Even if an employee meets FMLA’s notice and certification requirements, an employee is not undisputedly entitled to leave, regardless of whether or not she suffers from a serious health condition; employee is required to prove that she was afflicted with an FMLA-qualifying condition. See Rhoads v. F.D.I.C., 257 F.3d 373, 384, 2001 WL 788973 (4th Cir. 2001).
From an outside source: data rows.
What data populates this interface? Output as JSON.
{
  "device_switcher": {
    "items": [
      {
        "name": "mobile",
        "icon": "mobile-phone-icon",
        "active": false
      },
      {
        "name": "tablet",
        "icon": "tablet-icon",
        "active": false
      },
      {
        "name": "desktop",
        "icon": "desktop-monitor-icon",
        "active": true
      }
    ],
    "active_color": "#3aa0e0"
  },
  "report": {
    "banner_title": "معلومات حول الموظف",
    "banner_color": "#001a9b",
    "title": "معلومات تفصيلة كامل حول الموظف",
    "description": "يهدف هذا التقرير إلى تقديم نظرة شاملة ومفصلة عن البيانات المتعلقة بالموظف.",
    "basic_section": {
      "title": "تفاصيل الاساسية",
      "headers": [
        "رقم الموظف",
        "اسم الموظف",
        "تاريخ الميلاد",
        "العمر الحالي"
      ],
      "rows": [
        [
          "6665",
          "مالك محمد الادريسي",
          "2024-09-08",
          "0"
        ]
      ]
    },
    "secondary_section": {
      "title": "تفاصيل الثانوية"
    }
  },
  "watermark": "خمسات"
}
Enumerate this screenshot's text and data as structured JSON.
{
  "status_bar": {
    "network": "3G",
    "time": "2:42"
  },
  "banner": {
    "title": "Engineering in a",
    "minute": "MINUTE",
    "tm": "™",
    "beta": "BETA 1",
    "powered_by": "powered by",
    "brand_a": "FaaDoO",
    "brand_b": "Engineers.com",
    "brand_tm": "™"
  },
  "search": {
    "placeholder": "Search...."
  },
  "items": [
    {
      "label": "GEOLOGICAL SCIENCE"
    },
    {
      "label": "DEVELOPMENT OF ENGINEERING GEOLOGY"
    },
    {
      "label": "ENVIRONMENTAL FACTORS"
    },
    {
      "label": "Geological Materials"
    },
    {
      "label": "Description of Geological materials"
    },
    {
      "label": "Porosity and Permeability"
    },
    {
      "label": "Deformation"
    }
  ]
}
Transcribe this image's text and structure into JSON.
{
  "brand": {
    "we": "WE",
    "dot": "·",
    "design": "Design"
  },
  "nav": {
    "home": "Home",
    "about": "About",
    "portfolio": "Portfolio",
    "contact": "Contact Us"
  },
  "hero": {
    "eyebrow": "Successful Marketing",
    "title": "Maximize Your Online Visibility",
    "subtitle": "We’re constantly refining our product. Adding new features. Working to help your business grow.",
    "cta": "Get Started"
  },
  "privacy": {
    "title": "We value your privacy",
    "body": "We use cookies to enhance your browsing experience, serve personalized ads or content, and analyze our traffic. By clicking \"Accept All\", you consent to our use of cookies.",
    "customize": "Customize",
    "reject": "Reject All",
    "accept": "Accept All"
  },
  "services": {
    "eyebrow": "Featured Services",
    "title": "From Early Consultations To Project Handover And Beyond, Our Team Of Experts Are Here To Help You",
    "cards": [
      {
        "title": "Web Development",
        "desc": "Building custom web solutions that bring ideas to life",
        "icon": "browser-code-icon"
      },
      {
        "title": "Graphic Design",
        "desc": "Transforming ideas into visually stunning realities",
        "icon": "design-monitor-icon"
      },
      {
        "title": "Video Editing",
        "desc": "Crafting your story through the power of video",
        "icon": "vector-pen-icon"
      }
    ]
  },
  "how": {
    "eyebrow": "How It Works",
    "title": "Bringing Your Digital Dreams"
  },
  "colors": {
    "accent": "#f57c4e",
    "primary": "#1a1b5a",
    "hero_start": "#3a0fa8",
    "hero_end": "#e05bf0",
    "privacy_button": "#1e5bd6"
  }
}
If an employer doubts the validity of a medical certification for FMLA leave request, the employer may require the employee to obtain additional information or see another physician for a second opinion. 29 U.S.C.A. § 2613(c); C.F.R. § 825.307(b) (1).

Additionally, 29 C.F.R. § 825.308(c)(3), gives the following example that warrants request for recertification in less than 30 days as :

(3) The employer receives information that casts doubt upon the employee’s stated reason for the absence or the continuing validity of the certification. For example, if an employee is on FMLA leave for four weeks due to the employee’s knee surgery, including recuperation, and the employee plays in company softball league games during the employee’s third week of FMLA leave, such information might be sufficient to cast doubt upon the continuing validity of the certification allowing the employer to request a recertification in less than 30 days.

29 C.F.R. § 825.308(c)(3).

In the present situation, the employee is claiming FMLA entitlement due to stress and anxiety, but is found to engage in non-work related social activities. The fact that an employee is engaged in social activities could be a fact that would be found to be relevant to a determination of whether or not an employee is entitled to FMLA. From the example stated in 29 C.F.R. § 825.308(c)(3), it may be argued that an employer has reasonable cause to doubt employee’s stated reason for absence or the validity of the certification. The employer may require the employee to provide for additional documents or recertification.

CONCLUSION(S)

When an employee seeks FMLA leave due to stress and anxiety is found to be engaged in non-work related social activities, the employer may reasonable doubt the genuineness of the request. In such circumstances, the employer may request additional documents or re certification in writing. 29 C.F.R. § 825.302(c). Such notice should advise an employee of the anticipated consequences of the employee’s failure to provide adequate certification. If the employee fails to timely submit the re certification, even after employer has provided employee with an opportunity to cure any defects, the employer may proceed with termination of the employee pursuant to its policies and procedures.